L'histoire récente de la BoJ suggère qu'elle n'a pas peur de prendre des mesures audacieuses. Après des années de politique monétaire ultra-laxiste, la banque a mis fin à sa position de taux d'intérêt négatifs en mars et a porté son taux à court terme à 0,25 % en juillet. L'objectif était clair : pousser l'inflation vers un stable 2 %.
Ueda a clairement indiqué que d'autres hausses ne sont pas à exclure, mais qu'elles dépendront des données économiques s'alignant avec les prévisions. Pour l'instant, un sondage de Reuters montre que les économistes sont divisés : la plupart ne s'attendent pas à une autre hausse cette année, mais près de 90 % croient qu'une est à venir d'ici mars.
Le pari de 65 milliards de dollars du Japon sur l'IA et les semi-conducteurs
Alors que la BoJ débat de la politique, le gouvernement japonais investit dans des projets d'IA et de semi-conducteurs comme jamais auparavant. Un énorme paquet de 10 trillions de yens (65 milliards de dollars) est sur la table, destiné à dynamiser l'industrie technologique du Japon.
C'est un mode de survie. Le pays fait face à des défis économiques croissants en raison de sa main-d'œuvre vieillissante et de la menace imminente d'instabilité géopolitique, en particulier autour de Taïwan, un important pôle des semi-conducteurs.
Tokyo soutient des projets comme Rapidus, un effort national pour créer des semi-conducteurs de nouvelle génération. Le gouvernement a déjà promis 4 trillions de yens en subventions pour tripler les ventes locales de microchips d'ici 2030. C'est une tentative de préparer l'économie japonaise pour l'avenir et de réduire la dépendance aux fournisseurs étrangers.
La plupart des puces du monde proviennent de Taïwan, et les tensions entre Pékin et Taipei inquiètent tout le monde. Toute perturbation là-bas pourrait plonger les industries technologiques mondiales dans le chaos.
Le géant des puces taïwanais TSMC a ouvert une usine de puces de 8,6 milliards de dollars au Japon plus tôt cette année et prévoit déjà une autre installation pour produire des puces plus avancées.

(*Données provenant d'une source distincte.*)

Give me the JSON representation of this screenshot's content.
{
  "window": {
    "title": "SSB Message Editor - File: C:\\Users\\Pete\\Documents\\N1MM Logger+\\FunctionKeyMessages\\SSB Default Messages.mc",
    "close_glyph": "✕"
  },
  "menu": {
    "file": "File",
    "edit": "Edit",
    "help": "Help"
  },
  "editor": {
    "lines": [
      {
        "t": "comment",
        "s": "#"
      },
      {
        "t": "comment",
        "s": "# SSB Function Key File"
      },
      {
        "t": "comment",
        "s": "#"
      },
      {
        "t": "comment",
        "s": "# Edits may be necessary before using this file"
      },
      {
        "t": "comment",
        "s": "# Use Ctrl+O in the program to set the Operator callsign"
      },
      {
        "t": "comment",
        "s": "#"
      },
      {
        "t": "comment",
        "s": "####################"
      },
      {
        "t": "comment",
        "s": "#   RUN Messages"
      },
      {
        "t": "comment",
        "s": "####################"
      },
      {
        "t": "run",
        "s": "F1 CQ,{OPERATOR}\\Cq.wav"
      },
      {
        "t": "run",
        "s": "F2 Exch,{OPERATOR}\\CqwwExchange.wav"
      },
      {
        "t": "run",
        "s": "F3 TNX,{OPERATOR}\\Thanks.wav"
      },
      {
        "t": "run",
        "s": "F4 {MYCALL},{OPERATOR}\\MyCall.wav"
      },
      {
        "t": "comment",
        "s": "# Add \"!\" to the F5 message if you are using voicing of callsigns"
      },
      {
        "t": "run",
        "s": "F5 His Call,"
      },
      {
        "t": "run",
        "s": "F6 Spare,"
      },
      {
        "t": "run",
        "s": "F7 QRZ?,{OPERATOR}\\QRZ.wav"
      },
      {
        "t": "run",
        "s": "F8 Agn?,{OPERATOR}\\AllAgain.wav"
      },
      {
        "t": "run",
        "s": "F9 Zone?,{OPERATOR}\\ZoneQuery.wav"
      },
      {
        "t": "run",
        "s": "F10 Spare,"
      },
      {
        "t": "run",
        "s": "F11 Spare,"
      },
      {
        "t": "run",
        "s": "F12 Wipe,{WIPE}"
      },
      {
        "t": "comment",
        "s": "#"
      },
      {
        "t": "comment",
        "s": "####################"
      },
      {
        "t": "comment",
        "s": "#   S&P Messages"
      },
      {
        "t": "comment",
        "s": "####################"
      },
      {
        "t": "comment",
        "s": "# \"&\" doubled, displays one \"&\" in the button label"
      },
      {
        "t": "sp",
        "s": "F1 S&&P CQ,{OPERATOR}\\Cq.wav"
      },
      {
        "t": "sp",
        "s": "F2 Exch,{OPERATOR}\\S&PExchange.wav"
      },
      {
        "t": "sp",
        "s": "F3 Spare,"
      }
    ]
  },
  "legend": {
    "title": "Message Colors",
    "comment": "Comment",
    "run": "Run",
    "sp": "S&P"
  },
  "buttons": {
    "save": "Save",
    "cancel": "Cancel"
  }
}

Pendant ce temps, les États-Unis injectent des milliards dans leurs propres projets de semi-conducteurs, dont 6,1 milliards de dollars pour Micron et 6,6 milliards de dollars pour les projets américains de TSMC. Mais il y a un hic : l'énergie. La fabrication de semi-conducteurs et l'alimentation des centres de données AI nécessitent d'énormes quantités d'électricité.
Le Japon, qui se remet encore de la catastrophe de Fukushima en 2011, dépend fortement des importations de combustibles fossiles. Il essaie de redémarrer des centrales nucléaires pour combler le vide, mais le chemin à suivre est tout sauf lisse.
Les géants de la technologie parient gros sur l'avenir de l'IA au Japon
Les poids lourds mondiaux prennent note de l'industrie technologique du Japon. Nvidia, en partenariat avec l'investisseur japonais SoftBank, a récemment annoncé des projets de construction d'un superordinateur alimenté par ses puces AI avancées Blackwell.
Le PDG de Nvidia, Jensen Huang, a qualifié le projet de révolutionnaire, avec des applications allant des télécommunications alimentées par l'IA aux véhicules autonomes.
Ce n'est pas seulement Nvidia. Plus tôt cette année, Microsoft a intensifié ses investissements en IA au Japon, renforçant son partenariat avec OpenAI. Cela met en évidence une confiance renouvelée dans l'écosystème technologique du Japon, même si le pays reste à la traîne dans les classements de compétitivité numérique mondiale.
Le Japon a terminé 31e dans un récent rapport IMD, loin de sa domination technologique dans les années 1980. Il carve également un espace unique dans la réglementation de l'IA, avec des lois sur les droits d'auteur qui permettent aux entreprises de former des modèles d'IA sur des données protégées par des droits d'auteur, même pour un usage commercial.
Peu de pays ont des règles aussi libérales, et cette approche donne un avantage au Japon dans le développement de l'IA. Lors du sommet du G7 de l'année dernière à Hiroshima, le pays a lancé une initiative pour guider les conversations mondiales autour de l'éthique et de la réglementation de l'IA.